While reading a standardized black/white data matrix code is a trivial step for existing libraries, the special images cut out by the localization architecture only contain an image with contours from light conditions, camera position and spatial components of the perforated and planar surfaces of the manufactured part, which is completely white. Although with the Dynamsoft Barcode Reader and its DPM module there is a reader for DPMs, the reader achieves quite low scores because it is not specialized in reading codes on SLS parts. This can be traced back due to the reader’s DPM module, which is designed for reading DPMs on metal parts which have been attached by laser technique. These DPMs result in high-contrast images because the laser burns black surfaces into the metal. Karrach et al. [7] compared the Dynamsoft Barcode Reader and several other readers for reading DPMs on metal parts, in which the DBR achieved better results. Thereby, a comparison is not really meaningful but underlines the need of generic architectures, especially a shift for readers to low-contrast domains to enable the use of DPM in SLS manufacturing.

With reading scores of $87.07$%, there is still a gap to close but, considering that scanners can pass more photos, it is possible to achieve a good read after a reading failure. It should be pointed out here that data matrix code itself contains a redundancy supporting the reading process if the network miscalculated data matrix code entries.

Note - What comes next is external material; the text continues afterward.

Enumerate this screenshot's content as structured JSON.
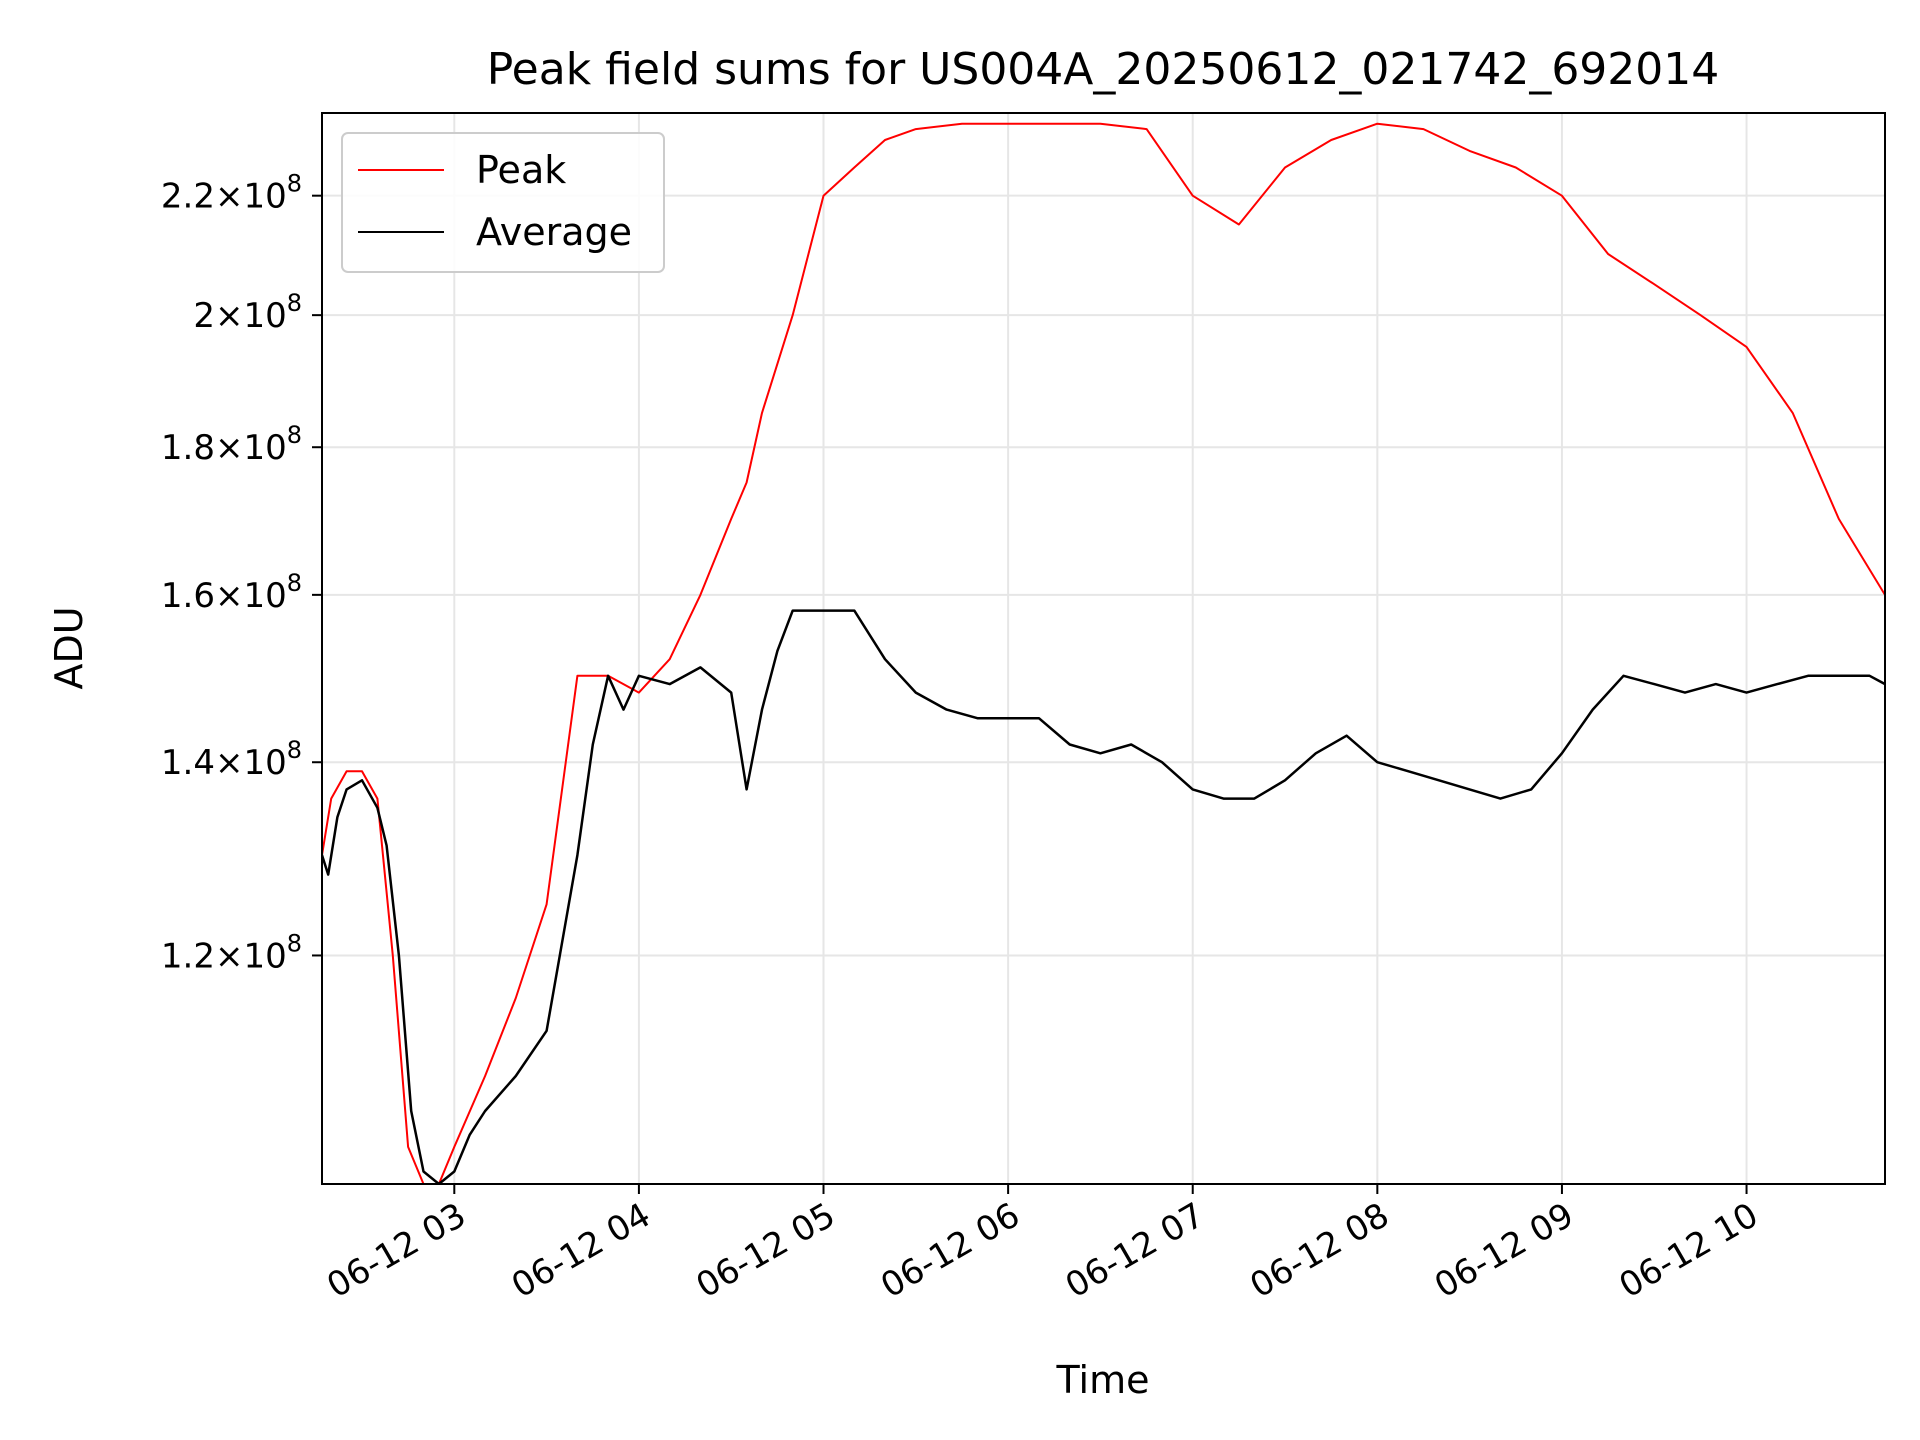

The approach’s architecture allows a flexible way to perform annotation on new images. As annotations for localization are represented by masks and bounding boxes, it is only necessary to annotate the location of the data matrix code. Due to the rendering step and GAN model, it is possible to create synthetic data which limit the annotation process, because less data are necessary. The encoder module makes it possible to compare computed results against a binary matrix. This avoids an annotation process where each cell needs to be annotated. The memory consumption for reading one data matrix code image takes about $2GB$ and, therefore, is small enough to run on lightweight devices.

6. Conclusions

In this paper, an approach for reading data matrix codes on SLS-manufactured parts is presented, which is an important key component for part tracking in assembly lines in AM. These data matrix codes are special due to their spatial expression with hollows and planar surfaces on single-color materials. The approach for the localization and extraction of data matrix code areas on manufactured parts is based on a deep learning architecture. The localization network is able to extract the desired code regions in order to pass them to a new encoder model with an mAP of $97.38$%. The training process can be enhanced by creating synthetic data with image rendering and GAN refinement. The encoder model is able to transform nonreadable low-contrast spatial DPM into standardized black/white data matrix code. The transformed codes can be read with an average of $85.99$%, which is a good score to support part tracking for AM assembly lines. All in all, it can be assumed that the presented approach is a good starting point to ensure part traceability with DPM in the context of SLS additive manufacturing as being flexible and lightweight.